Sunday, December 16, 2007

Review - Hothouse

Ed Emshwiller
1962 Hugo Winner for Best Professional Artist

Hothouse
by Brian Aldiss
196 Hugo Winner for Best Short Fiction (kinda)

So what would an early Hugo be without controversy, confusion, and a sketchy publishing history.

In 1962 the short fiction award went to "the Hothouse series": a set of five linked novellas that formed one complete novel. You'll note that in 1961 the novel award went to A Canticle For Liebowitz which was a set of three linked novellas. This is something that never is repeated again. All short fiction awards from then on go to specific stories but in 1962 there was essentially a second winner for best novel.

Only the Hothouse series isn't really available as a novel. Rather than being converted to some extended fix ups for publication in books they were actually abridged for publication as The Long Afternoon of Earth. All five novellas were published in their entirety in the UK but in the US they have only been collected a handful of times by specialty publishers for limited runs.

So you'll have to jump through some real hoops to read the complete thing. The leather bound edition that I have is the cheapest copy that I could find which should tell you something about it. The question then becomes is it worth it?

Hothouse descibes a far distant future where the earth has become tidally locked with the sun so it does not rotate any longer. Plant life has overrun the hemisphere that faces the sun and the continents are covered by one large banyan tree. Life has evolved to be incredibly aggressive and the plants have become mobile carnivores. Only a handful of animal species survive and the descendants of humanity are the weakest of these eking out a cautious existence in the branches of the tree.

To call the book "not scientifically accurate" is a small understatement. On the other hand the book is about a journey that consumes the lifetime of one of these people. He becomes hag-ridden by a fungus with plans for planetary conquest, encounters strange monsters, travels to the underworld, and witnesses the strange transition of life itself. In short, the book reads a lot more like a distinctive fantasy novel than science fiction. Unfortunately Aldiss spends a lot of time on the unsupportable science aspect of things but when he's not the fantastic atmosphere of Hothouse is conveyed very well.

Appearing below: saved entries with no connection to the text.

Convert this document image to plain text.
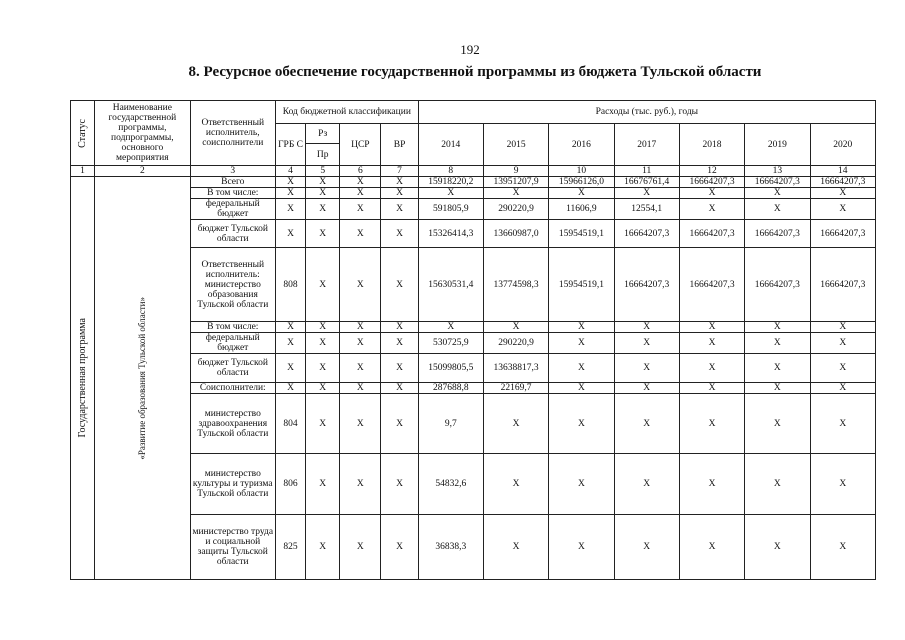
192
8. Ресурсное обеспечение государственной программы из бюджета Тульской области
Статус	Наименование государственной программы, подпрограммы, основного мероприятия	Ответственный исполнитель, соисполнители	Код бюджетной классификации				Расходы (тыс. руб.), годы						
			ГРБ С	Рз	ЦСР	ВР	2014	2015	2016	2017	2018	2019	2020
				Пр									
1	2	3	4	5	6	7	8	9	10	11	12	13	14

Государственная программа	«Развитие образования Тульской области»	Всего	X	X	X	X	15918220,2	13951207,9	15966126,0	16676761,4	16664207,3	16664207,3	16664207,3
		В том числе:	X	X	X	X	X	X	X	X	X	X	X
		федеральный бюджет	X	X	X	X	591805,9	290220,9	11606,9	12554,1	X	X	X
		бюджет Тульской области	X	X	X	X	15326414,3	13660987,0	15954519,1	16664207,3	16664207,3	16664207,3	16664207,3
		Ответственный исполнитель: министерство образования Тульской области	808	X	X	X	15630531,4	13774598,3	15954519,1	16664207,3	16664207,3	16664207,3	16664207,3
		В том числе:	X	X	X	X	X	X	X	X	X	X	X
		федеральный бюджет	X	X	X	X	530725,9	290220,9	X	X	X	X	X
		бюджет Тульской области	X	X	X	X	15099805,5	13638817,3	X	X	X	X	X
		Соисполнители:	X	X	X	X	287688,8	22169,7	X	X	X	X	X
		министерство здравоохранения Тульской области	804	X	X	X	9,7	X	X	X	X	X	X
		министерство культуры и туризма Тульской области	806	X	X	X	54832,6	X	X	X	X	X	X
		министерство труда и социальной защиты Тульской области	825	X	X	X	36838,3	X	X	X	X	X	X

I have to admit that I didn't find many of the characters likable but I did find them interesting. They're primitive and Aldiss doesn't fall into the trap of presenting them as modern people. This does make them hard to connect with. On the other hand the constant tension and peril (there's a lot of sudden, brutal deaths to characters as you read) pulls the story along well. Even the fungal version of Sauron is interesting in how he drives the humans toward his goals.

Aldiss does at one point have the travelers find the remains of our present day civilization and this is the section that I had the most trouble with. It's two billion years in the future. Continents don't last two billion years but somehow a building and a power source does.

For me Hothouse was worth it. It is a very interesting book though if I wasn't making a point of trying to collect everything that's won a Hugo award then I wouldn't have wanted to pay as much as I did for my copy (thirty-five dollars; I got lucky in finding it so cheap). If you can find Hothouse then go for it but I can't say anything about the abridged version The Long Afternoon of Earth.